Amid variety of equity, hybrid and debt schemes, dIsplaying RAR will further confuse retail investors and mutual fund will become more complicated, said R Anath, a MF investor.
MFs will be mandated to disclose the Information Ratio of a scheme portfolio along with the return of its respective benchmark, said SEBI putting out details on the measures to arrive at RAR.
Prof Kapil Pandla Dean, Sharda School of Business Studies said despite the popularity of MFs, many investors lack a clear understanding of the associated risks as they report only nominal returns.
Besides the benefit of transparency, RAR also strokes concerns including the complexity of these measures for average investors, potential misinterpretation and the impact on investor confidence and market dynamics, he said.
Nirav Karkera, Head of Research, Fisdom said the concept of publishing RAR of schemes is not novel enough to stir the pot to a significant degree as most of the advisors already consider it before enabling investment decisions.

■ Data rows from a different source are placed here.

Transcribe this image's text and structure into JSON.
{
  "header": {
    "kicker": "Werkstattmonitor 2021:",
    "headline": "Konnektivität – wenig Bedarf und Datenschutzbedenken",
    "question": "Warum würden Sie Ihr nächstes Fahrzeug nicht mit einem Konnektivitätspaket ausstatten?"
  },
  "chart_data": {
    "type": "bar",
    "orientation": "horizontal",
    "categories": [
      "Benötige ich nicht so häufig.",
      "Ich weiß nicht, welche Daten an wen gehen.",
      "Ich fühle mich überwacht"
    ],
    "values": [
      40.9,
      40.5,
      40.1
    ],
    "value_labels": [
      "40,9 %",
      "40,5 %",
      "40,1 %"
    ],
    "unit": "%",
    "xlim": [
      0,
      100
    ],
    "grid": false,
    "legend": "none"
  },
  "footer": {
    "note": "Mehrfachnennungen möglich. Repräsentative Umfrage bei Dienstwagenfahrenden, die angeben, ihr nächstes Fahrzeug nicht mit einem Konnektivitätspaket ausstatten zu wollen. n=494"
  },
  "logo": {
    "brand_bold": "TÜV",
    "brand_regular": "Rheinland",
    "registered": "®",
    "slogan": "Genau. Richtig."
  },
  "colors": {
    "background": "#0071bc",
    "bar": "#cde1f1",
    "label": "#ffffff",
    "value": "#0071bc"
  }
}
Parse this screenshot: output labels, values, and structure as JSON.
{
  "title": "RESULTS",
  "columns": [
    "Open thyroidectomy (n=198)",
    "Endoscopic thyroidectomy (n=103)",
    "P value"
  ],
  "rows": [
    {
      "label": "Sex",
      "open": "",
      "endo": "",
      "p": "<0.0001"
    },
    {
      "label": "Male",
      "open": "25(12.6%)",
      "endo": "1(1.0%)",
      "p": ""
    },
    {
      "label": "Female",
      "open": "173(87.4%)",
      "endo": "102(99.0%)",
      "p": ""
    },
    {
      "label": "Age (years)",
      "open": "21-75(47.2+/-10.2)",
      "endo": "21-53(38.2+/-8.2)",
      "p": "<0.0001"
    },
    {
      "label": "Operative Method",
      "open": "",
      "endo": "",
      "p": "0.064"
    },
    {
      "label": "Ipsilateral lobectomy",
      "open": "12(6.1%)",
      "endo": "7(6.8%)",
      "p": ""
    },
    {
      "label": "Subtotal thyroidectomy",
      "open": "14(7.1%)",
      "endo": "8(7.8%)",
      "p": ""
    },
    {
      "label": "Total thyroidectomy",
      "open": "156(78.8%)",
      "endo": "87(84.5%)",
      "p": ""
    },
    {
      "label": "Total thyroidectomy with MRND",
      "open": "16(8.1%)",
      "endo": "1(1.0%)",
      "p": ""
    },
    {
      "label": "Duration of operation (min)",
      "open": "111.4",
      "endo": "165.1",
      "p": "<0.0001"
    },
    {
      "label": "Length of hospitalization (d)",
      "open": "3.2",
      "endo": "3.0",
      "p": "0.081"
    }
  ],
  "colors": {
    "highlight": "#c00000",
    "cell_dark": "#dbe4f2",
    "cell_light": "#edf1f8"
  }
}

However, he added when implemented in totality it could bring in uniformity in the way select risk-adjustment metrics are computed and enable effective comparison across schemes to empower market participants to take informed decision.
Feroze Azeez, Deputy CEO, Anand Rathi Wealth said RAR is the only way to properly evaluate a portfolio or fund manager and it is great to see progress in this direction. I
In India, people refer alpha to the difference between return of the fund and the benchmark while in the US, alpha always implies to RAR, he added.